Gavri finished treatment, but many of the children on this Larger Than Life trip still have a tough chemotherapy schedule ahead of them and a few terminally ill children have only several months to live.
Larger Than Life attempts to ease the children's suffering on a daily basis by building bright new recuperation rooms in hospitals, sending patients on family getaways to Eilat, organizing an annual Purim "Train of Smiles" trip from Haifa to Be'er Sheva and funding medications not covered by Israel's socialized health care system. For the drained and troubled parents, Larger Than Life offers support groups, financial assistance for parents who have left their jobs to care for their sick children, as well as short pampering vacations for moms.
Independent of the Israeli government, Larger Than Life relies entirely on the good will and generosity of donors in Israel and the United States. A dedicated and passionate group of volunteers run Larger Than Life's programs and fundraising efforts. All of the directors in Israel are parents of children with cancer, and they use their personal experiences to constantly expand the organization and improve its effectiveness.
Four years ago, L.A. couple Rakefet and Arie Aharon were inspired to throw a fundraising gala for Larger Than Life, after hearing about a friend's 12-year-old daughter who was battling cancer in Israel. The first event raised $50,000 and became the starting point for Larger Than Life: Los Angeles Family.
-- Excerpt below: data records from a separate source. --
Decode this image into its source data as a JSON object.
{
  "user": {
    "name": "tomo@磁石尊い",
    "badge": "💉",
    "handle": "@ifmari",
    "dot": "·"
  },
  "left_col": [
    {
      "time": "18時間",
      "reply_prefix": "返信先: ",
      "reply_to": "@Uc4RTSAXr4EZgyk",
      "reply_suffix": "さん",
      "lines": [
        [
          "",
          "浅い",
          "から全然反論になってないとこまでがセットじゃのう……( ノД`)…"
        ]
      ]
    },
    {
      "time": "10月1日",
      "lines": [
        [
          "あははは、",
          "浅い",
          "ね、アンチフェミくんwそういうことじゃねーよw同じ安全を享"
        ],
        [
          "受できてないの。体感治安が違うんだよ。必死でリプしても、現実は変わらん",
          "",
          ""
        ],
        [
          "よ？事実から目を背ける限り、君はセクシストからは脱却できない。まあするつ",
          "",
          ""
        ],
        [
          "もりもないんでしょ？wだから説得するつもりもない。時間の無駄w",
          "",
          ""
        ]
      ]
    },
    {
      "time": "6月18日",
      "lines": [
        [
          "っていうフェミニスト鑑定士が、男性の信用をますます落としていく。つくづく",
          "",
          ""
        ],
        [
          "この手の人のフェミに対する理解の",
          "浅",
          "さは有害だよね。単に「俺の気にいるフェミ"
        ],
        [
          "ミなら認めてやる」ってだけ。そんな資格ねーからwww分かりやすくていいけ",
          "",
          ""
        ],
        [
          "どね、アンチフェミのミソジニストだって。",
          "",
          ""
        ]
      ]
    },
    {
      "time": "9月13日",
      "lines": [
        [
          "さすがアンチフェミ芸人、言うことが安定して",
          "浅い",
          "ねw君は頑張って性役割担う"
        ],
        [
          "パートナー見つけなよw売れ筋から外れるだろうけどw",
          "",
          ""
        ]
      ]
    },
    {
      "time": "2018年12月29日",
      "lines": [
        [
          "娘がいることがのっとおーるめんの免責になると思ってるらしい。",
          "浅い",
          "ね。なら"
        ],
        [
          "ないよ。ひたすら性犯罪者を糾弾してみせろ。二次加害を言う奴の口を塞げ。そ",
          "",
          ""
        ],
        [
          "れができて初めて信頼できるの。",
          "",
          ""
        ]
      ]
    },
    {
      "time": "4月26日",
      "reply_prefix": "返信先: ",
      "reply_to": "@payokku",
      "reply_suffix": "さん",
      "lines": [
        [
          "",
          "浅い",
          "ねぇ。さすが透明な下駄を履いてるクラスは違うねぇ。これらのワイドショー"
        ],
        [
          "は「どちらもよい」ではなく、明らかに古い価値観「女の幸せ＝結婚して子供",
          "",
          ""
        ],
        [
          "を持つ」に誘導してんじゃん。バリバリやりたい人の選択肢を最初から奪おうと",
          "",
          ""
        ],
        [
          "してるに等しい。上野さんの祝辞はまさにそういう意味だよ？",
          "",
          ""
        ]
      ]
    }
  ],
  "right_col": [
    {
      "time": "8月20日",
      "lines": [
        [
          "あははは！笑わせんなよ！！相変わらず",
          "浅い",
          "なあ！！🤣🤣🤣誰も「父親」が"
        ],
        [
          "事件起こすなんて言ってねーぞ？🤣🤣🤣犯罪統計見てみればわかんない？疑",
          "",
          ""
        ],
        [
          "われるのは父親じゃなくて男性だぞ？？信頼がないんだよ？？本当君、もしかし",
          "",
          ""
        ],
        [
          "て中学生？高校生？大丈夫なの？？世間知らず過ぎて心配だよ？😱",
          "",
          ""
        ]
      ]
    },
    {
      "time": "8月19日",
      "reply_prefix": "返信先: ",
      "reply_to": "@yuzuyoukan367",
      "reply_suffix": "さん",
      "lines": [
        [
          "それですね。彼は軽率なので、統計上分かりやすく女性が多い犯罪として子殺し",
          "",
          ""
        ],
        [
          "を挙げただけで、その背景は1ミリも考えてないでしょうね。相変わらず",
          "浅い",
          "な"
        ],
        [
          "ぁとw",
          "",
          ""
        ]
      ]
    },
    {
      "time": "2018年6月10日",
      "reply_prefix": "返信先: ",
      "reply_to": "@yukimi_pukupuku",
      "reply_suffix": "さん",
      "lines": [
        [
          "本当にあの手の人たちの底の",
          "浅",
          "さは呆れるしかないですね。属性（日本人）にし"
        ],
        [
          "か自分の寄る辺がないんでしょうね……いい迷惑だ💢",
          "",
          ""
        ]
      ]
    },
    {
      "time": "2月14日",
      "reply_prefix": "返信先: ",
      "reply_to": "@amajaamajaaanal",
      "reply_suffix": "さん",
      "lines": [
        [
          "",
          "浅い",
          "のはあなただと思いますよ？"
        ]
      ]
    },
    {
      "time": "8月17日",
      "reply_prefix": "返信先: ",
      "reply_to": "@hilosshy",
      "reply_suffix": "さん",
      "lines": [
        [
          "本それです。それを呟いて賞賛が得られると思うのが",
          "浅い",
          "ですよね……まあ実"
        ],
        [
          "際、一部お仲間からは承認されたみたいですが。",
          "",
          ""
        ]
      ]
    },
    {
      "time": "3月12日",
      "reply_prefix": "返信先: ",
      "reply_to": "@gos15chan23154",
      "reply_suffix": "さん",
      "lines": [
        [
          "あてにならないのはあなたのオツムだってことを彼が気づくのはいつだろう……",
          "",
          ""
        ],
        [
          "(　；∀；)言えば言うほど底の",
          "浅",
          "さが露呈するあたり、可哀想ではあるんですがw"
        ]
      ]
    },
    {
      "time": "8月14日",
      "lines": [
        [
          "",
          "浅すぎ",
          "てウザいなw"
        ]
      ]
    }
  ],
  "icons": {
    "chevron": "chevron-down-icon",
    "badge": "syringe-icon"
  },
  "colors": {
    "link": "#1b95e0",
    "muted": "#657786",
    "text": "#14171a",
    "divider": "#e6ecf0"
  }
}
The fledgling organization so far has drawn most of its financial support from the Israeli community in Los Angeles. Nearly all of the board members are Israeli transplants who have reached out to their own circles of friends for donations, so Larger Than Life has yet to register on the larger American Jewish community's radar. Izek Shlomoff, chairman of the board, said that reaching the larger Jewish population is crucial, especially since the organization's next goal is to fill a $1 million annual gap in the money that is needed to provide Israeli children with the medication they need.
"We're working on a strategy right now, but we certainly need help on that," Shlomoff said.
Larger Than Life: Los Angeles Family says it has succeeded in raising $500,000 annually since its inception. A large chunk of that money is used to bring Israeli children to Los Angeles on the "West Coast Dream Flight."
The kids are selected each year through recommendations from doctors, interviews with Larger Than Life staff and health assessments determining which children are well enough to withstand the high-energy trip and which children should be given priority based on their diagnosis.
When the children arrived in Los Angeles, they didn't have the appearance one might expect of cancer patients -- bald, pale and fragile -- after undergoing chemotherapy. Between rounds of chemotherapy treatments, patients are pumped full of steroids to build up muscle and fat.
"Most of these kids are in between treatments," said Shmueli, who took over as Larger Than Life: Los Angeles Family CEO less than six months ago. "That's why they have hair and some are a little heavy."
Almog Suliman, 16, is from Nesher, a small city on the slopes of Mount Carmel, west of Haifa. He's a good-looking teen with a cocky swagger and a tough-cool attitude. Almog was diagnosed with leukemia a year ago and went through eight months of intense chemotherapy.